Nipinnawasee (formerly Nipinnawassee, Nippinnawasee, and Nippinnawassee) is a census-designated place in Madera County, California, United States. It is located 1 mi southeast of Miami Mountain in the Sierra Nevada, 14 mi southeast of Mariposa, at an elevation of 2930 ft. The population was 434 at the 2020 census.

==History==
The town was named about 1908 by Edgar B. Landon who brought the name from Michigan, where, according to the Native Americans of his native district, it means "plenty of deer". The name was accepted by the Post Office in 1915.

A post office operated at Nipinnawasee from 1912 to 1961. In July 1961, the Harlow Fire—a 43000 acres wildfire—destroyed much of the town, as well as neighboring Ahwahnee, where two people died. Nipinnawasee "never revived", according to a Madera Tribune report written six years after the fire.

==Geography==
The community is along the northwest edge of Madera County, bordered by Ahwahnee to the southeast and Mariposa County to the northwest. California State Route 49 is the main road through the community.

According to the United States Census Bureau, the CDP has a total area of 3.1 sqmi, all of it land. The community drains to Peterson Creek, a south-flowing tributary of the Fresno River.

==Demographics==

Nipinnawasee first appeared as a census designated place in the 2010 U.S. census.

Historical population
| Census | Pop. | Note | %± |
| 2010 | 475 |  | — |
| 2020 | 434 |  | −8.6% |
U.S. Decennial Census 1850–1870 1880-1890 1900 1910 1920 1930 1940 1950 1960 1970 1980 1990 2000 2010 2020

===2020 census===

Nipinnawasee CDP, California – Racial and ethnic composition Note: the US Census treats Hispanic/Latino as an ethnic category.
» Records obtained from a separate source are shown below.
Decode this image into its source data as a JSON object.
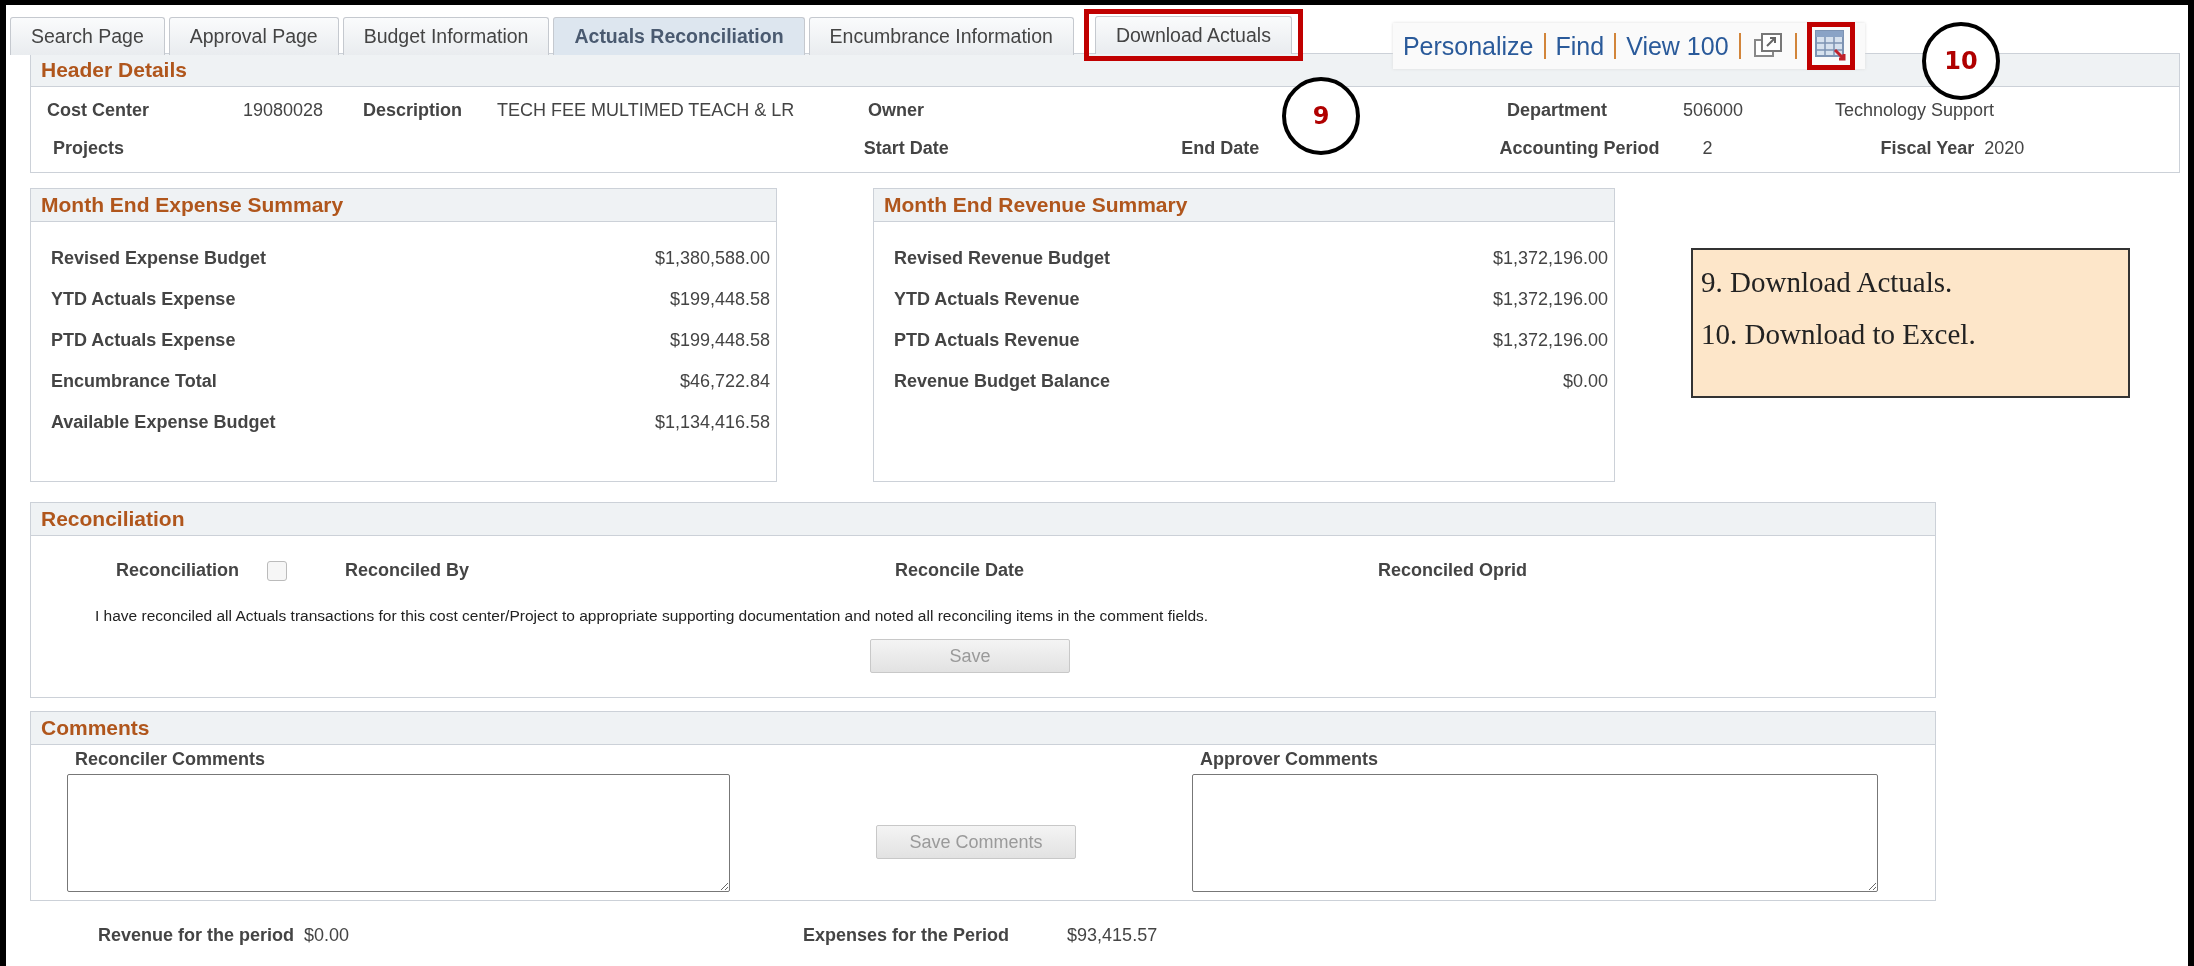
{
  "tabs": [
    {
      "label": "Search Page",
      "selected": false,
      "highlighted": false
    },
    {
      "label": "Approval Page",
      "selected": false,
      "highlighted": false
    },
    {
      "label": "Budget Information",
      "selected": false,
      "highlighted": false
    },
    {
      "label": "Actuals Reconciliation",
      "selected": true,
      "highlighted": false
    },
    {
      "label": "Encumbrance Information",
      "selected": false,
      "highlighted": false
    },
    {
      "label": "Download Actuals",
      "selected": false,
      "highlighted": true
    }
  ],
  "grid_toolbar": {
    "links": [
      "Personalize",
      "Find",
      "View 100"
    ],
    "icons": [
      {
        "kind": "new-window",
        "highlighted": false
      },
      {
        "kind": "spreadsheet",
        "highlighted": true
      }
    ]
  },
  "callout_markers": [
    "9",
    "10"
  ],
  "header_details": {
    "title": "Header Details",
    "rows": [
      [
        {
          "label": "Cost Center",
          "value": "19080028"
        },
        {
          "label": "Description",
          "value": "TECH FEE MULTIMED TEACH & LR"
        },
        {
          "label": "Owner"
        },
        "",
        {
          "label": "Department",
          "value": "506000"
        },
        {
          "value": "Technology Support"
        }
      ],
      [
        {
          "label": "Projects"
        },
        "",
        {
          "label": "Start Date"
        },
        {
          "label": "End Date"
        },
        {
          "label": "Accounting Period",
          "value": "2"
        },
        {
          "label": "Fiscal Year",
          "value": "2020"
        }
      ]
    ]
  },
  "summaries": [
    {
      "title": "Month End Expense Summary",
      "rows": [
        {
          "label": "Revised Expense Budget",
          "value": "$1,380,588.00"
        },
        {
          "label": "YTD Actuals Expense",
          "value": "$199,448.58"
        },
        {
          "label": "PTD Actuals Expense",
          "value": "$199,448.58"
        },
        {
          "label": "Encumbrance Total",
          "value": "$46,722.84"
        },
        {
          "label": "Available Expense Budget",
          "value": "$1,134,416.58"
        }
      ]
    },
    {
      "title": "Month End Revenue Summary",
      "rows": [
        {
          "label": "Revised Revenue Budget",
          "value": "$1,372,196.00"
        },
        {
          "label": "YTD Actuals Revenue",
          "value": "$1,372,196.00"
        },
        {
          "label": "PTD Actuals Revenue",
          "value": "$1,372,196.00"
        },
        {
          "label": "Revenue Budget Balance",
          "value": "$0.00"
        }
      ]
    }
  ],
  "callout_note": [
    "9. Download Actuals.",
    "10. Download to Excel."
  ],
  "reconciliation": {
    "title": "Reconciliation",
    "checkbox": {
      "label": "Reconciliation",
      "checked": false
    },
    "fields": [
      "Reconciled By",
      "Reconcile Date",
      "Reconciled Oprid"
    ],
    "statement": "I have reconciled all Actuals transactions for this cost center/Project to appropriate supporting documentation and noted all reconciling items in the comment fields.",
    "button": {
      "label": "Save",
      "disabled": true
    }
  },
  "comments": {
    "title": "Comments",
    "reconciler_label": "Reconciler Comments",
    "approver_label": "Approver Comments",
    "button": {
      "label": "Save Comments",
      "disabled": true
    }
  },
  "footer": [
    {
      "label": "Revenue for the period",
      "value": "$0.00"
    },
    {
      "label": "Expenses for the Period",
      "value": "$93,415.57"
    }
  ]
}
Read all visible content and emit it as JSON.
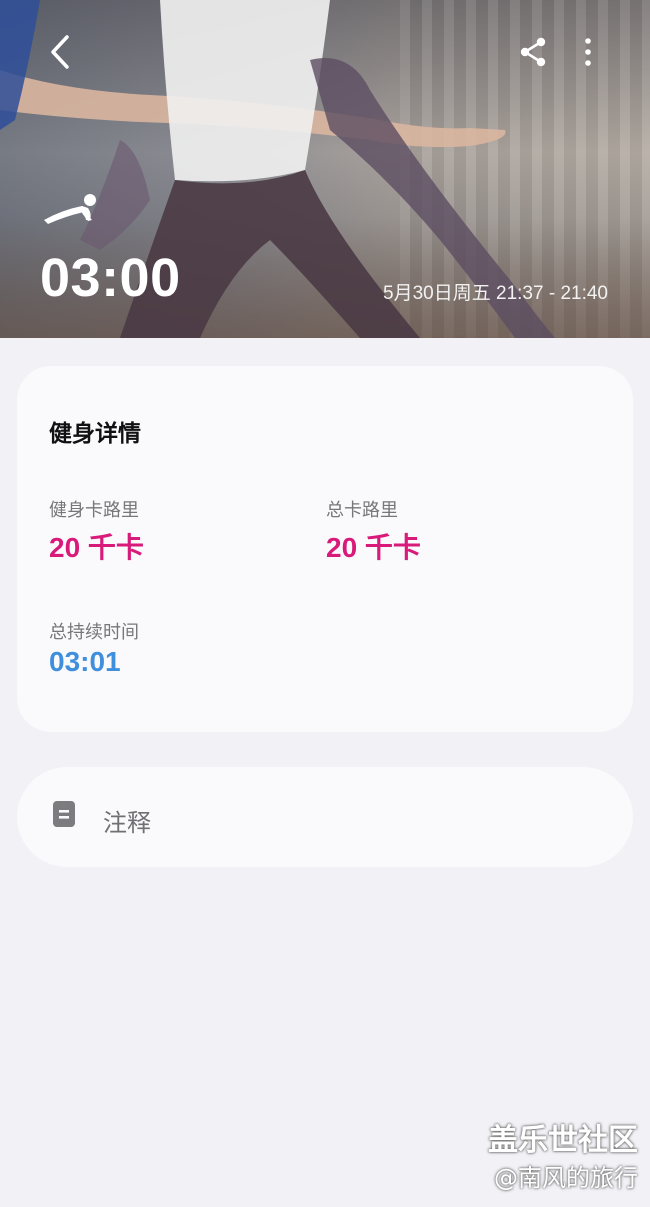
{
  "header": {
    "duration": "03:00",
    "date_range": "5月30日周五 21:37 - 21:40",
    "back_icon": "back-arrow-icon",
    "share_icon": "share-icon",
    "more_icon": "more-vertical-icon",
    "workout_icon": "plank-workout-icon"
  },
  "details": {
    "title": "健身详情",
    "workout_calories_label": "健身卡路里",
    "workout_calories_value": "20 千卡",
    "total_calories_label": "总卡路里",
    "total_calories_value": "20 千卡",
    "total_duration_label": "总持续时间",
    "total_duration_value": "03:01"
  },
  "notes": {
    "label": "注释",
    "icon": "note-icon"
  },
  "watermark": {
    "title": "盖乐世社区",
    "author": "@南风的旅行"
  },
  "colors": {
    "calorie_value": "#d81b7a",
    "duration_value": "#3f8fdd",
    "background": "#f1f1f6",
    "card": "#fafafd"
  }
}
This table excludes Latinos from the racial categories and assigns them to a separate category. Hispanics/Latinos may be of any race.
| Race / Ethnicity (NH = Non-Hispanic) | Pop 2010 | Pop 2020 | % 2010 | % 2020 |
|---|---|---|---|---|
| White alone (NH) | 383 | 358 | 80.63% | 82.49% |
| Black or African American alone (NH) | 0 | 1 | 0.00% | 0.23% |
| Native American or Alaska Native alone (NH) | 4 | 4 | 0.84% | 0.92% |
| Asian alone (NH) | 0 | 1 | 0.00% | 0.23% |
| Pacific Islander alone (NH) | 0 | 0 | 0.00% | 0.00% |
| Some Other Race alone (NH) | 0 | 0 | 0.00% | 0.00% |
| Mixed Race or Multi-Racial (NH) | 38 | 22 | 8.00% | 5.07% |
| Hispanic or Latino (any race) | 50 | 48 | 10.53% | 11.06% |
| Total | 475 | 434 | 100.00% | 100.00% |

===2010 census===
The 2010 United States census reported that Nipinnawasee had a population of 475. The population density was 155.1 PD/sqmi. The racial makeup of Nipinnawasee was 422 (88.8%) White, 2 (0.4%) African American, 9 (1.9%) Native American, 0 (0.0%) Asian, 0 (0.0%) Pacific Islander, 3 (0.6%) from other races, and 39 (8.2%) from two or more races. Hispanic or Latino of any race were 50 persons (10.5%).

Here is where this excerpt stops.